I'm building a module that reads the content of a pdf document (which is based on System.FileDocument).
First I made a litle setup that uses PDFBox to directly read a PDF from filesystem (pdfbox-2.0.3.jar, retrieved via Maven).
InputStream is = new FileInputStream("C:\\Users\\dude\\JaarverslagPensioenfonds.pdf"); BufferedInputStream bis = new BufferedInputStream(is); PDDocument pdDocument = PDDocument.load(bis); PDFTextStripper textStripper = new PDFTextStripper(); String text = textStripper.getText(pdDocument);
That works nice. (I could have used a more simple load(), but for this example above is better).
So now I want to use the PDF library that shows up in userlib (pdfbox-app-2.0.3.jar). I guess this is a Mendix specific tweak of pdf-box-2.0.3.jar?

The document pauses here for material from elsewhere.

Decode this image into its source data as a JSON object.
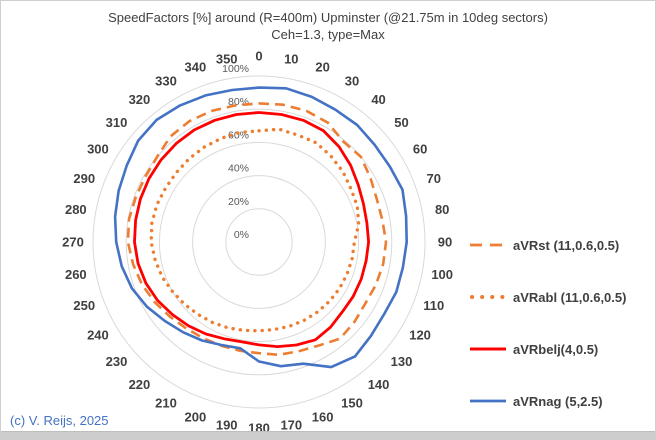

I use above code, slightly tweaked, in a JavaAction:
InputStream inputStream = Core.getFileDocumentContent(getContext(), __document); PDDocument pdDocument = PDDocument.load(inputStream); PDFTextStripper textStripper = new PDFTextStripper(); String text = textStripper.getText(pdDocument);
(__document is an extention of System.FileDocument, as a IMendixObject object).
Then get this error:
java.lang.ExceptionInInitializerError: null at amicosensoring.actions.DocumentToTextAction.executeAction(DocumentToTextAction.java:41) at amicosensoring.actions.DocumentToTextAction.executeAction(DocumentToTextAction.java:1)
Line 41 is the line where the PDFTextStripper is instantiated. In the line before the PDDocument is loaded correctly (the debugger in Eclipse confirms that).
The source of the Mendix version of pdfbox is not available, but it appears that this stripper extends org.apache.pdfbox.text.LegacyPDFStreamEngine. Mind the 'Legacy' part; the 'regular' pdf-box-2.0.3.jar doesn't have that.
My question(s) is(are): what is the correct way of initialising this PDFTextStripper whitin Mendix java actions; what is this 'Legacy' about; is there a workaround?
Thanks,
Nol